Justification and Joy

In Ecclesiastes 9, Solomon urges, “Go, eat your bread in happiness and drink your wine with a cheerful heart; for God has already approved your works.” Joy comes from knowing that God accepts and approves what we do, and, implicitly, accepts and approves us. God finds something in our works to delight Him. That approval brings us joy, and the joy is manifested in a cheery feast of bread and wine.

The verb “approve” is the Hebrew ratzah, used to describe Yahweh’s acceptance of offerings (Leviticus 1:4), offerers (Leviticus 7:18), and human works (Deuteronomy 33:11). Yahweh approved David as king over Israel (1 Chronicles 28:4), and several Psalms include pleas for Yahweh to approve and deliver David (40:13; 119:108; 147:11; 149:4).
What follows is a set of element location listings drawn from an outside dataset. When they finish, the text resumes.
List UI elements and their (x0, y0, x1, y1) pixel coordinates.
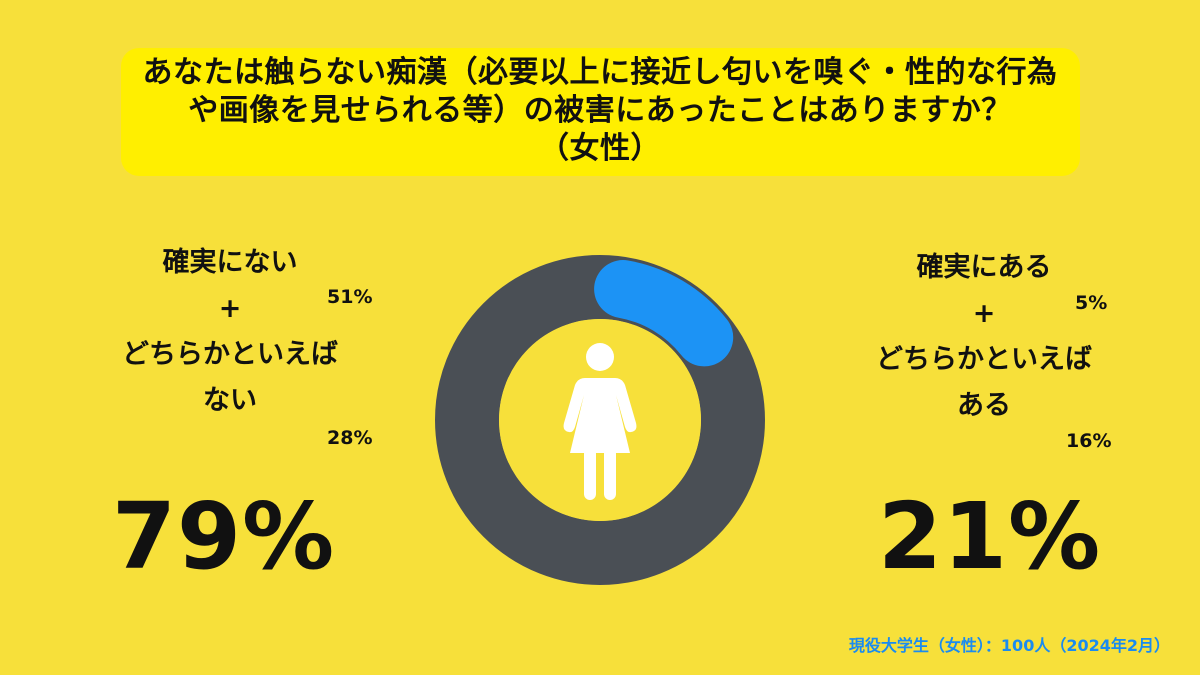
left-label-line-3: ない (203, 385, 257, 416)
right-pct-certain: 5% (1075, 292, 1108, 314)
title-line-2: や画像を見せられる等）の被害にあったことはありますか？ (188, 93, 1012, 128)
left-label-plus: + (218, 293, 242, 324)
title-line-3: （女性） (539, 131, 661, 166)
title-box: あなたは触らない痴漢（必要以上に接近し匂いを嗅ぐ・性的な行為 や画像を見せられる… (120, 48, 1080, 176)
survey-footnote: 現役大学生（女性）：100人（2024年2月） (848, 636, 1170, 655)
right-label-line-1: 確実にある (916, 252, 1052, 283)
title-line-1: あなたは触らない痴漢（必要以上に接近し匂いを嗅ぐ・性的な行為 (142, 55, 1058, 90)
title-area: あなたは触らない痴漢（必要以上に接近し匂いを嗅ぐ・性的な行為 や画像を見せられる… (0, 48, 1200, 176)
donut-segments (435, 255, 765, 585)
right-label: 確実にある + どちらかといえば ある (848, 245, 1120, 429)
right-total-pct: 21% (878, 483, 1102, 590)
donut-segment-yes (594, 260, 734, 367)
left-total-pct: 79% (112, 483, 336, 590)
left-label: 確実にない + どちらかといえば ない (90, 240, 370, 424)
right-label-plus: + (972, 298, 996, 329)
left-label-line-2: どちらかといえば (122, 339, 338, 370)
left-label-line-1: 確実にない (162, 247, 298, 278)
woman-icon (563, 343, 637, 500)
left-pct-somewhat: 28% (327, 427, 373, 449)
left-pct-certain: 51% (327, 286, 373, 308)
right-label-line-3: ある (957, 390, 1011, 421)
right-pct-somewhat: 16% (1066, 430, 1112, 452)
right-label-line-2: どちらかといえば (876, 344, 1092, 375)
The word implies delight and pleasure. It doesn’t have the same judicial connotation as terms like “judge” or “justify,” but it does imply an informal act of valuation and judgment. God “approves” whomever or whatever is pleasant and delightful in His sight.

To put it in Christian terms: We are approved by God in Christ, and our works are fruits of His Spirit. Justified in Christ, we stand under God’s approving eye. Because He rejoices over us, we rejoice before Him. Our feast of bread and wine is a festive declaration of our being-approved. The fact that we feast with joy expresses our confidence that we are justified. To share in the joy of the feast is to share in God’s approval.

As N.T. Wright said in one of his earliest essays, the message of the doctrine of justification by grace through faith is: Relax. To which we may add: Rejoice.

(This post was inspired by a sermon by Rev. Rich Lusk, November 20, 2016.)